132315 – Problems with libthread_db startup when no-threads

Bug 132315 - Problems with libthread_db startup when no-threads

Summary: Problems with libthread_db startup when no-threads

Keywords:
Status:	CLOSED WONTFIX
Alias:	None
Product:	Red Hat Enterprise Linux 3
Classification:	Red Hat
Component:	glibc
Sub Component:
Version:	3.0
Hardware:	All
OS:	Linux
Priority:	medium
Severity:	medium
Target Milestone:	---
Assignee:	Roland McGrath
QA Contact:
Docs Contact:
URL:
Whiteboard:
Depends On:
Blocks:	108897
TreeView+	depends on / blocked

Reported:	2004-09-10 20:43 UTC by Andrew Cagney
Modified:	2007-11-30 22:07 UTC (History)
CC List:	1 user (show)
Fixed In Version:
Doc Type:	Bug Fix
Doc Text:
Clone Of:
Environment:
Last Closed:	2005-07-25 22:42:34 UTC
Target Upstream Version:
Embargoed:

Attachments	(Terms of Use)

Description Andrew Cagney 2004-09-10 20:43:03 UTC

Roland writes:

PTRACE_GET_THREAD_AREA should never fail unless its argument is bogus
(or the
thread is not stopped or such conditions that make all ptrace calls fail).
Have you caught the failing ptrace call and seen its arguments and
error code?
If it's not an EINVAL failure due to a bogus argument, then the ptrace
failure
may be some new kernel bug I'm not aware of.

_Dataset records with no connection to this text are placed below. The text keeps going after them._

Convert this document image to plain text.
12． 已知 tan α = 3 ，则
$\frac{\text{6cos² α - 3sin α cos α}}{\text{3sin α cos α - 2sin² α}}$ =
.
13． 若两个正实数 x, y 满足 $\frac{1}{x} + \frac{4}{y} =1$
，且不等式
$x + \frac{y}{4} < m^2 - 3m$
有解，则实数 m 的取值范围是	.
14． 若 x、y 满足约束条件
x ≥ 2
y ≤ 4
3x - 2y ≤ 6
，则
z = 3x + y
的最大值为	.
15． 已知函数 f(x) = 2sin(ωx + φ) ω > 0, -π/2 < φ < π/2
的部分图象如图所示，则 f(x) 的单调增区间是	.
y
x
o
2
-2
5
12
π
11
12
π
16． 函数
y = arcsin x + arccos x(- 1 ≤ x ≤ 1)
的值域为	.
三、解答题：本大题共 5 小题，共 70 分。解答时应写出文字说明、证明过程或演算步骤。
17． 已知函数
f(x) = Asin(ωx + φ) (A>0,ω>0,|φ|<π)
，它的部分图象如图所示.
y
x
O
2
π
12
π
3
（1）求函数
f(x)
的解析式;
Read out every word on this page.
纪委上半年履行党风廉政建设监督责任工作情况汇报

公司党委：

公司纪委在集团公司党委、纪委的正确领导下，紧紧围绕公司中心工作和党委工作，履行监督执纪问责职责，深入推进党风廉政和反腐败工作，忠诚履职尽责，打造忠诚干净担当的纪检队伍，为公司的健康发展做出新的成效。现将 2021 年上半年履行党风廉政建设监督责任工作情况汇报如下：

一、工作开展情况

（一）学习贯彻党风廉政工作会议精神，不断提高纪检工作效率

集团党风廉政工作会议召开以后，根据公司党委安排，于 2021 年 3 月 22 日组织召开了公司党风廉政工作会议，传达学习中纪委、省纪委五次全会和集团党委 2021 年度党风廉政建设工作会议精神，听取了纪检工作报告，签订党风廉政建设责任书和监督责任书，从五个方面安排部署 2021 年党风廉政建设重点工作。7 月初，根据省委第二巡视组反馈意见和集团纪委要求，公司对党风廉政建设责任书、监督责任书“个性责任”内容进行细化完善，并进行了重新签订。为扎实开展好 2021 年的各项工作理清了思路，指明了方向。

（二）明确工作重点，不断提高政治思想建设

Hmm, I think I might have a clue as to the problem.  td_ta_thr_iter has a
special case for the early-startup situation, which uses td_ta_map_lwp2thr
(whereas normally it will just work by reading the inferior's data
structures).
 In a dynamically linked program, the thread register setup is done in the
dynamic linker early on, before it ever loads libpthread.  So I bet
what happens
is that gdb never tries to use these libthread_db functions so early
on in that
case (td_ta_new won't work until libpthread is loaded in the
inferior).  By the
time libpthread has been loaded and libthread_db starts being used,
the dynamic
linker has set up the thread registers and all is hunky dory.  In the
static
case, gdb is trying to figure out life via libthread_db before the
setup has
happened.  

In early startup, the thread ID (pthread_t value, delivered in
th_unique) has
not actually been assigned.  So there is no way to have
td_ta_map_lwp2thr and
td_ta_thr_iter deliver as a special case at startup the same th_unique
value
that will be seen later on for the initial LWP.  On machines that use
a normal
register instead of the thread_area magic, there is no call here to
fail, and in
th_unique you will just get the value of that register before it's
been set up
as the thread register (possibly garbage, but I'm pretty sure those
are always
going to be zero).  

Can you file a bug on glibc and assign to me for this?

I think the solution will have to be making libthread_db fail
gracefully at this
point.  If gdb can cope with a routine like td_ta_thr_iter or
td_ta_map_lwp2thr
failing here, we can just have them do so with a more distinct error code.
To be consistent with what gdb sees from libthread_db in the dynamic case,
td_ta_new would fail with TD_NOLIBTHREAD until the inferior has done
enough
initialization for these calls to work.  That might be a little more
difficult
to make happen, but is most likely doable if it is best for gdb.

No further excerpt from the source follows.